Açıkçası Güney Toprakları’ndaki kahramanlarımız hakkında konuşulacak çok az şey var gibi hissediyorum. Theo ve Galadriel’in acayip yolculukları bir kenara dursun, Naip Kraliçe’nin kör olma hikâyesi ve onun ardından yaşanan tüm olaylara anlam vermekte güçlük çektim. Özellikle Tar-Míriel’in, “Numenor geri dönecek!” sözlerinin ardından Elendil’in arkasını dönerek kameraya doğru ağlama sahnesinin benzerlerini çekmeyi Türk dizileri bile birkaç yıl önce bıraktı. Gerçekten helal olsun, ancak bu kadar kötü çekilebilirdi bir sahne.

Yanlış anlamayın, Elendil’in duygusal olmasını anlıyorum. Zira bu bölüm en büyük acıyı o çekti ve evladı Isildur’un göçük altında kaldığını öğrendi. Şahsen bu noktada “Acaba bunlar, Isildur’u öldürmüş olabilirler mi?” diye düşünmedim değil. Ama daha sonra Isildur’un atının huysuzlanması üzerine Elendil’in onu serbest bırakmasıyla her şey açıklığa kavuştu bende. Sevgili Rings of Power yapımcılarımız, Lord of the Rings üçlemesinden bir sahne daha apararak, tıpkı Brego’nun Aragorn’u kurtarması gibi Isildur’un atının da Isildur’u kurtarmasını izletecekler bize.
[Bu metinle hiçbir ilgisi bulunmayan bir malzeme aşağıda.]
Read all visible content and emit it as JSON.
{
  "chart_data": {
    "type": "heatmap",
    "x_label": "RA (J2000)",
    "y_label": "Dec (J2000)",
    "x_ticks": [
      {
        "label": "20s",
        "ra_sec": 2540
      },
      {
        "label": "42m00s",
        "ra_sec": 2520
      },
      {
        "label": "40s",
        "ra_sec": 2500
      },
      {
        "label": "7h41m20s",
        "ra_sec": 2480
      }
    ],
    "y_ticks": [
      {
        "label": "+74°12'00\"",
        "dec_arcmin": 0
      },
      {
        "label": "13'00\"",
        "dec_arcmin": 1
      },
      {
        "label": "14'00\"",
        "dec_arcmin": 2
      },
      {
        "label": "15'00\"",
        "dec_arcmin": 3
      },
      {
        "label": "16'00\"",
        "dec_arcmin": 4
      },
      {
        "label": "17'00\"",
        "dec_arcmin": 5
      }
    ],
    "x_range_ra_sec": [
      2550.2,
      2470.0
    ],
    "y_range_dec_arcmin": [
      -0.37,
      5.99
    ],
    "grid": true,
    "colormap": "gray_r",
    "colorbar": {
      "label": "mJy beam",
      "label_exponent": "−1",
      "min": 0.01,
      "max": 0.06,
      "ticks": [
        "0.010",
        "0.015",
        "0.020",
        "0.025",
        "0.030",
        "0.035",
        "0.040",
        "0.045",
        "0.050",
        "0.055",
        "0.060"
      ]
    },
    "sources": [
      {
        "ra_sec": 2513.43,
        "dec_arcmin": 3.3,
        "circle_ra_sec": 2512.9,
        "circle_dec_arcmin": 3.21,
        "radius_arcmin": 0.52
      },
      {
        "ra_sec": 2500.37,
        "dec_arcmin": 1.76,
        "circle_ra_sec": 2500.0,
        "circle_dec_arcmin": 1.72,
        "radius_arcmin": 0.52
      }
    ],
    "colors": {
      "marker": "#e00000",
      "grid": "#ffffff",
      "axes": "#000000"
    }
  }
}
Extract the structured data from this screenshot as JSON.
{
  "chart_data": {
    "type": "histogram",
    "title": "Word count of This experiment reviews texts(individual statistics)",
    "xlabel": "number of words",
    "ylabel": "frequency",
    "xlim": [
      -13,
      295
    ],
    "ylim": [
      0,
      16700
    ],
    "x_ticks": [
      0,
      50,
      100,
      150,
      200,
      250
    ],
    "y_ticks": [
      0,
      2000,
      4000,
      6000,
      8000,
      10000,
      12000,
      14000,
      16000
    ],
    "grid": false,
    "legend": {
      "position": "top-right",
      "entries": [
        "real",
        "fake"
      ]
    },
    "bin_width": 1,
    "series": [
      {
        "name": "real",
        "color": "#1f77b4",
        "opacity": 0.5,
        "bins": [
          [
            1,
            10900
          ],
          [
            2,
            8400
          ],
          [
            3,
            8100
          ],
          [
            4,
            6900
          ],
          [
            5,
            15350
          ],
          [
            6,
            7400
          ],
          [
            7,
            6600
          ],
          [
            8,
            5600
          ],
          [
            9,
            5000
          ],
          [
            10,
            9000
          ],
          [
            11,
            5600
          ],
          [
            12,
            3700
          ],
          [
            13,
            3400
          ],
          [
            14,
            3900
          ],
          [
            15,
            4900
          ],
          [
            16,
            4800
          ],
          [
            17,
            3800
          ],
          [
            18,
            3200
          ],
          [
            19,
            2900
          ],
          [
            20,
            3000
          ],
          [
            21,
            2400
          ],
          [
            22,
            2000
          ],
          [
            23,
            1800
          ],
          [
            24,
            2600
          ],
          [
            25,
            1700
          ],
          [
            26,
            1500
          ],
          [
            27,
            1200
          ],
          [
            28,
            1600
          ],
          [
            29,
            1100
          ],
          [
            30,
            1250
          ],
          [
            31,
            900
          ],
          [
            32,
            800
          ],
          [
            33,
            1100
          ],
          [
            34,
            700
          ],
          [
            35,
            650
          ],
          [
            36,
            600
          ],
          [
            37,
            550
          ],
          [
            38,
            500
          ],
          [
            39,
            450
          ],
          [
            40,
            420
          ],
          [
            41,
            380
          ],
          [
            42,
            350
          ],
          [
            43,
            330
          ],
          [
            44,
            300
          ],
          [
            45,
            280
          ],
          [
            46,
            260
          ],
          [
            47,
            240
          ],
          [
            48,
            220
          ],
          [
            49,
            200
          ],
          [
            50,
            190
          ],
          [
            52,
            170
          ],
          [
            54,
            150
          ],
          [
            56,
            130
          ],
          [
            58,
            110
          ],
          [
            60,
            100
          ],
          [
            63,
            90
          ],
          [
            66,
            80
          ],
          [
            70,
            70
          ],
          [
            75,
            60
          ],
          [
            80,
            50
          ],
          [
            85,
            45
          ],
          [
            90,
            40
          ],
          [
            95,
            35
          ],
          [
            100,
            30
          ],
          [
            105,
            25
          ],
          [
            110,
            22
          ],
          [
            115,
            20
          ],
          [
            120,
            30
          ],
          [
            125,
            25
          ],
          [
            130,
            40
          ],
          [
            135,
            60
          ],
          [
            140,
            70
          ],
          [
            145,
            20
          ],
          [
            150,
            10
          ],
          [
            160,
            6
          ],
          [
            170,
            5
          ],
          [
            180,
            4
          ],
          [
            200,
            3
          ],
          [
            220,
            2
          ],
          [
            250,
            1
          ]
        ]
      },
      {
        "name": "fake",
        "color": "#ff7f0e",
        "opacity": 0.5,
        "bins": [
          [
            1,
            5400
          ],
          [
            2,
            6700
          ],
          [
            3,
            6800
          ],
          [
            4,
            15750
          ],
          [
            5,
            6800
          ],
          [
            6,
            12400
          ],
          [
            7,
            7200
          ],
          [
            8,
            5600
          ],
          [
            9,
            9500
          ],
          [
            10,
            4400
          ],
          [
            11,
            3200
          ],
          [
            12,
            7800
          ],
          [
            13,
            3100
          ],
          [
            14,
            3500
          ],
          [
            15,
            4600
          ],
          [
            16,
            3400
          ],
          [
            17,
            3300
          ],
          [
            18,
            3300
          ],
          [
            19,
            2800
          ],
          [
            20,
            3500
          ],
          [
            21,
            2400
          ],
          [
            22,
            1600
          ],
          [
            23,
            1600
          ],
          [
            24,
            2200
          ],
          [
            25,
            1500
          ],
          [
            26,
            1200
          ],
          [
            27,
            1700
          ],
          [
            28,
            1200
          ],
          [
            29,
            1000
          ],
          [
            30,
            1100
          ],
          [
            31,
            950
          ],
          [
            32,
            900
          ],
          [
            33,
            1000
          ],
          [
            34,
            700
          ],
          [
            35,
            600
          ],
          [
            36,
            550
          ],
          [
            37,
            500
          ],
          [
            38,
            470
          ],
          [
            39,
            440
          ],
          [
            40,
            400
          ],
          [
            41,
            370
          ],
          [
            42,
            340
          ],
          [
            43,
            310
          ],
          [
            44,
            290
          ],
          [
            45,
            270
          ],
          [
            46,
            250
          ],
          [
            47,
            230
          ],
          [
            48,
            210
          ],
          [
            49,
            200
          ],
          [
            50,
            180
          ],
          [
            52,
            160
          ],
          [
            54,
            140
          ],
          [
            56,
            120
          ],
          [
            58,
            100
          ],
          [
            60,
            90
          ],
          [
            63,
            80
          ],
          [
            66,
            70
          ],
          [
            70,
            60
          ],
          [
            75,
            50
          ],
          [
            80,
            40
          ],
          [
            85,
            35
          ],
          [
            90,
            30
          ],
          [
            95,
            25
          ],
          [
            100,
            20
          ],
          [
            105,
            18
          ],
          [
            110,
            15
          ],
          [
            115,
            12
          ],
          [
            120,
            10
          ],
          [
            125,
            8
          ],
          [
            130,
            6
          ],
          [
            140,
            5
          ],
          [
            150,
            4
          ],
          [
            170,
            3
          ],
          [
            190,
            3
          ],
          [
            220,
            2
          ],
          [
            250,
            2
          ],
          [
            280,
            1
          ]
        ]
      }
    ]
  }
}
Cüceler Hiç de Tamâhkarlıktan Kazmamış Derinleri

Lord of the Rings üçlemesini sevenlerin favori sahnelerinden biri, hiç şüphesiz Yüzük Kardeşliği’nin Moria’ya girişidir. “You shall not pass!” repliğiyle aklımıza kazınan bu sahneler ayrıca ilk defa kanlı canlı bir Balrog görmemiz açısından da çok büyük bir önem taşıyordu. Öte yandan bu sahnelerin başında Saruman, Gandalf’ın Moria’ya girmek istememesini açıklıyor ve “Cüceler büyük bir tamahkârlıkla kazdılar derinleri. Khazad-dûm’da neyi uyandırdıklarını biliyorsun; gölge ile alevi.” diyordu. Fakat bugün gördük ki hiç de tamahkârlıktan kazmamışlar derinleri!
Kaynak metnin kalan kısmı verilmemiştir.